On two sides of the plaza fronting the cathedral, police cars are parked end to end, like opposing teams. Two officers stand in front of each car, legs slightly apart. Aida isn't particularly bothered by them. Actually, they reassure her. The crowd itself feels like the unruly element here. As she presses forward with difficulty, she sees yet more people pouring from two dilapidated school buses. The passengers wear cowboy hats and patterned dresses and carry cooking pots. Real
campesinos,
like the ones Aida has seen in pictures.

Far across the way, on the cathedral steps, Aida sees some people clustered together where she knows the microphone stand will eventually be placed. She strains to see if Marta has arrived yet — part of her hoping she has, as this will prove that Marta has been released from custody. But another part of her resists this scenario. Marta won't be fooled like that officer. If she has the slightest inkling that the demonstration might get out of hand, she'll make Aida leave.

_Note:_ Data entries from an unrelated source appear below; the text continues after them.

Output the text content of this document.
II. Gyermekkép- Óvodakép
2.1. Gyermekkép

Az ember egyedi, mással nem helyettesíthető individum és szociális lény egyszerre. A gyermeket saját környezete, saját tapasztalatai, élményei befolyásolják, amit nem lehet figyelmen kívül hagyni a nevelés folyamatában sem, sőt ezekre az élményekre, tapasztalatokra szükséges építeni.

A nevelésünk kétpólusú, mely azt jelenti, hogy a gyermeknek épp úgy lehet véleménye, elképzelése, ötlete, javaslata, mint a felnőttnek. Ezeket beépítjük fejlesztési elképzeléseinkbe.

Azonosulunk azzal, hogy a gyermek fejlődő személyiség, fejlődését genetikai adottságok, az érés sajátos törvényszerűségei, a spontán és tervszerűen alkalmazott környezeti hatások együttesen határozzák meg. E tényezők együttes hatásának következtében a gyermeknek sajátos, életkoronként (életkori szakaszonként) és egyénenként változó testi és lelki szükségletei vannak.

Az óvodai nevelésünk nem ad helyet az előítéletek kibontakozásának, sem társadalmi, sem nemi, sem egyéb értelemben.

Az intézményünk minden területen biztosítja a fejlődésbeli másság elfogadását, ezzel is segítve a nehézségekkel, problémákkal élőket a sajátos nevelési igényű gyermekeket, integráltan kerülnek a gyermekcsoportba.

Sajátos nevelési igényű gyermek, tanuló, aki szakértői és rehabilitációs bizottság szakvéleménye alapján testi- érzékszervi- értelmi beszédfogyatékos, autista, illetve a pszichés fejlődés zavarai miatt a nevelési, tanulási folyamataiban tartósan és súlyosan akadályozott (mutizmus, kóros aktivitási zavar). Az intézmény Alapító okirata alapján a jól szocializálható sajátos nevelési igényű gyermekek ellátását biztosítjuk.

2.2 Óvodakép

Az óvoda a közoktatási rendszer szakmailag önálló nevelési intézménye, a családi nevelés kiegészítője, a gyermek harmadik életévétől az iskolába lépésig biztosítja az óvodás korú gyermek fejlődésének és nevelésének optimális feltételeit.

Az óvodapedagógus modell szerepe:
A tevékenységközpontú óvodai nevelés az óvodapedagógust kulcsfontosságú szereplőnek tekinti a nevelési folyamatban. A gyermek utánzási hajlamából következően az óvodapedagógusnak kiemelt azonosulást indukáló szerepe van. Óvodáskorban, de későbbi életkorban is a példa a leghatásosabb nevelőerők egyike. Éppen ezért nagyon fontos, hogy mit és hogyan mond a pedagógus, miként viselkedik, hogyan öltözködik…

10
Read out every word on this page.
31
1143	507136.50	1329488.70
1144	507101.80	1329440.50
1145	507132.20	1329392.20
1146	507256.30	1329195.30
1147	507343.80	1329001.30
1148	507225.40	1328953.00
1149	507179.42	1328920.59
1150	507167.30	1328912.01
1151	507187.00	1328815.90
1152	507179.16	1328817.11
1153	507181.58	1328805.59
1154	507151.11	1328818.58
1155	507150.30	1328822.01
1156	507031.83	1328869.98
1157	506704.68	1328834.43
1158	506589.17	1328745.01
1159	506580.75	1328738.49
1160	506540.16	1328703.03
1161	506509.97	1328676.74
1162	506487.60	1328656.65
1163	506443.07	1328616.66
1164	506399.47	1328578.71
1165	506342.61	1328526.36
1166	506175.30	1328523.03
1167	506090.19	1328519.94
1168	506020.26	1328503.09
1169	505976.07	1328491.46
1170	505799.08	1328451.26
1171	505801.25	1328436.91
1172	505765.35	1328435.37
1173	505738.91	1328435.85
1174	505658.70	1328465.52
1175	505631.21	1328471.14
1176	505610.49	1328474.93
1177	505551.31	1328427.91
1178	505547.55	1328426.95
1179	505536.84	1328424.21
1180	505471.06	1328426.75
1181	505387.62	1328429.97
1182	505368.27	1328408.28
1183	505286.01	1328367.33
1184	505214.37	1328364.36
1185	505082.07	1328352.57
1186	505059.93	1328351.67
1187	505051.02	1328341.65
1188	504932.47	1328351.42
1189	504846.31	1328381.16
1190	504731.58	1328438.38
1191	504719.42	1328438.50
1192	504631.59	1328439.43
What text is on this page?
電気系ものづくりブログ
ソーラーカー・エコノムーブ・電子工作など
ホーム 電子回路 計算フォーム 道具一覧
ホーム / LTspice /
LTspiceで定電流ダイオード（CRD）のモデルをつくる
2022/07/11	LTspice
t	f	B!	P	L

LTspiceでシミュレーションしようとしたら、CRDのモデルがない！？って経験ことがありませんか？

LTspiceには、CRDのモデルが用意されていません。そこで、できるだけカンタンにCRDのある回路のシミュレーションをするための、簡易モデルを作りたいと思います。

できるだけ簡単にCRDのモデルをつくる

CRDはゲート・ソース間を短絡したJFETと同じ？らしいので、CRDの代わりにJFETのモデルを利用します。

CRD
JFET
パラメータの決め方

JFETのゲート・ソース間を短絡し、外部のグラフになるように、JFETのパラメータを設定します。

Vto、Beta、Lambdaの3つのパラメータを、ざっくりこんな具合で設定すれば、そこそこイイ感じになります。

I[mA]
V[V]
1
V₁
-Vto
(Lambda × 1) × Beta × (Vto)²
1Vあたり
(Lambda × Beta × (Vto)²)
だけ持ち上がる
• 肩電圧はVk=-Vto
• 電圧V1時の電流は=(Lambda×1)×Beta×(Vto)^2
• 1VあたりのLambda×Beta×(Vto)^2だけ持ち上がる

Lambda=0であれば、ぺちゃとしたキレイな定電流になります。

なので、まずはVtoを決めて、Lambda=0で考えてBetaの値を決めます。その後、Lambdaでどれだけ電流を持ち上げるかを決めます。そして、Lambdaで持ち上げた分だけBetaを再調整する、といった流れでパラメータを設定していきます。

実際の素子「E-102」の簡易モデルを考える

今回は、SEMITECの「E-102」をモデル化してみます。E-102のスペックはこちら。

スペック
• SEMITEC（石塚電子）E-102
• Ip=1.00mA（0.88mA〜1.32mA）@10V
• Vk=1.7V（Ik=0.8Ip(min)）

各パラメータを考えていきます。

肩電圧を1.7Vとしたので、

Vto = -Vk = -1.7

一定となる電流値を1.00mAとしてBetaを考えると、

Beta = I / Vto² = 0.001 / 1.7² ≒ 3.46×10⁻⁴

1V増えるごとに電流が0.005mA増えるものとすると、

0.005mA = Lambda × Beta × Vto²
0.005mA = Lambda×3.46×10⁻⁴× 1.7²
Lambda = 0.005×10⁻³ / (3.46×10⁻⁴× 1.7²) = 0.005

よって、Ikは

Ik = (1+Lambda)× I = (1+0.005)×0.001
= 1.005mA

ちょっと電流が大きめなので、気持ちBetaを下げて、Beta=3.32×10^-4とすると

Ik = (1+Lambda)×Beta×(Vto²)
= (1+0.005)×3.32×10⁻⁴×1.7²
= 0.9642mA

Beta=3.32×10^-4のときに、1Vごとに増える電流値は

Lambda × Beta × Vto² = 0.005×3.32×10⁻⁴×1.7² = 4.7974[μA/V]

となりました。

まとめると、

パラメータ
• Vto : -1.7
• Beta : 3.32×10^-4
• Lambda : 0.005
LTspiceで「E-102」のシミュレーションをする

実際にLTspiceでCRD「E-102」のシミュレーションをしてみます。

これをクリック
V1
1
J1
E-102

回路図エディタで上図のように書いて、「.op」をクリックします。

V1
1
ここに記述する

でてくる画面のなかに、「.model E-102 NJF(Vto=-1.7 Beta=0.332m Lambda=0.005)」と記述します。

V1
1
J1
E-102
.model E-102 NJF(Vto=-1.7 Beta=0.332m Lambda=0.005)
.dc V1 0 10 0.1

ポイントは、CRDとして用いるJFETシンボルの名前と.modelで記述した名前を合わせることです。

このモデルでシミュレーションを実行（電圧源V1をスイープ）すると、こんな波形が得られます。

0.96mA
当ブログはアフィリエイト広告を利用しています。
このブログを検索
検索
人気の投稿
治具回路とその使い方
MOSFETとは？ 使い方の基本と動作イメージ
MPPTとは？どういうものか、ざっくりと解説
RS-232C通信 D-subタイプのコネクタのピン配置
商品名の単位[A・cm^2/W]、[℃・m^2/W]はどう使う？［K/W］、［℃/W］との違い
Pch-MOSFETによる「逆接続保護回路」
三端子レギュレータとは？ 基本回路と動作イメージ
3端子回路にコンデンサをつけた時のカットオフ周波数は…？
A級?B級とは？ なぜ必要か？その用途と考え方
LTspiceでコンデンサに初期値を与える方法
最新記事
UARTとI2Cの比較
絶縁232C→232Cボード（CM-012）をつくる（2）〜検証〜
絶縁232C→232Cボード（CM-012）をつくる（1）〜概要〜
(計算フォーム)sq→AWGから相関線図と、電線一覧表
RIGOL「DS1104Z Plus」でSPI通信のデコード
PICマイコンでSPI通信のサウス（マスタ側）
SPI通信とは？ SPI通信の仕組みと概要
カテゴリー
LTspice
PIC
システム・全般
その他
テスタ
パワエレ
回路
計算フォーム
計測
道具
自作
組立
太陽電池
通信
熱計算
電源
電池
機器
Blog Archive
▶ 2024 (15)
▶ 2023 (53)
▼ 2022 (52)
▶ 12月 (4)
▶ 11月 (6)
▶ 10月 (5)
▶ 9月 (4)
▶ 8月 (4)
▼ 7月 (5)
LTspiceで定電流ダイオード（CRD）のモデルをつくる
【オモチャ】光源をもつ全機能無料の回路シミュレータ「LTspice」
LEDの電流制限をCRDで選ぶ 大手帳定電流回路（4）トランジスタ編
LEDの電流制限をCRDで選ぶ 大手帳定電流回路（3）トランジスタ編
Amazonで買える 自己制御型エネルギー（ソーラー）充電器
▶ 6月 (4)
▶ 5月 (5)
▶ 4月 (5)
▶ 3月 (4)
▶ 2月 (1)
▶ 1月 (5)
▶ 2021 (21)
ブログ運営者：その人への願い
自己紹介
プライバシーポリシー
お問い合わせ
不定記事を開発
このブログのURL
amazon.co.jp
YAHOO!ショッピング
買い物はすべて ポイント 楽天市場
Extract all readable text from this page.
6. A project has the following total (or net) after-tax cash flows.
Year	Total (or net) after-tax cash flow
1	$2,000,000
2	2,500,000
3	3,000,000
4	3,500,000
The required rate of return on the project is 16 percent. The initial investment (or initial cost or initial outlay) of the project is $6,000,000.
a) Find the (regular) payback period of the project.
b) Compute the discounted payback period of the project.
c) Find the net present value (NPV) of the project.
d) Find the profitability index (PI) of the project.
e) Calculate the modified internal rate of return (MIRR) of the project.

Which only makes Aida want to stay as long as possible. She's embracing spontaneity, breaking from the habits of acting, of feeling, that have locked her and Danielle into an impasse at home. She's staying, no matter what anyone says.

When the embassy called last evening with word that the kidnapper had faxed a map and instructions for how to locate the remains of “Enrique's” family on the grounds of
Mil Sueños,
Aida was ecstatic. She'd left Marta's by then. It was too lonely there after her phone call with Carlos. When Ralph rang to see how she was doing, she jumped at the chance to spend the evening with the other families. Staying with them felt natural.

They only had an hour to celebrate, however, before the embassy called back with bad news: the kidnappers were refusing to release anyone and were now imposing their own Thursday deadline to match NorthOre's. Benoît, who'd taken the call, picked up the phone to throw it across the room in frustration. Only by rushing over with her freckled arms up was Sylvie able to stop him. Aida slumped into a chair beside Ralph: no one was coming back.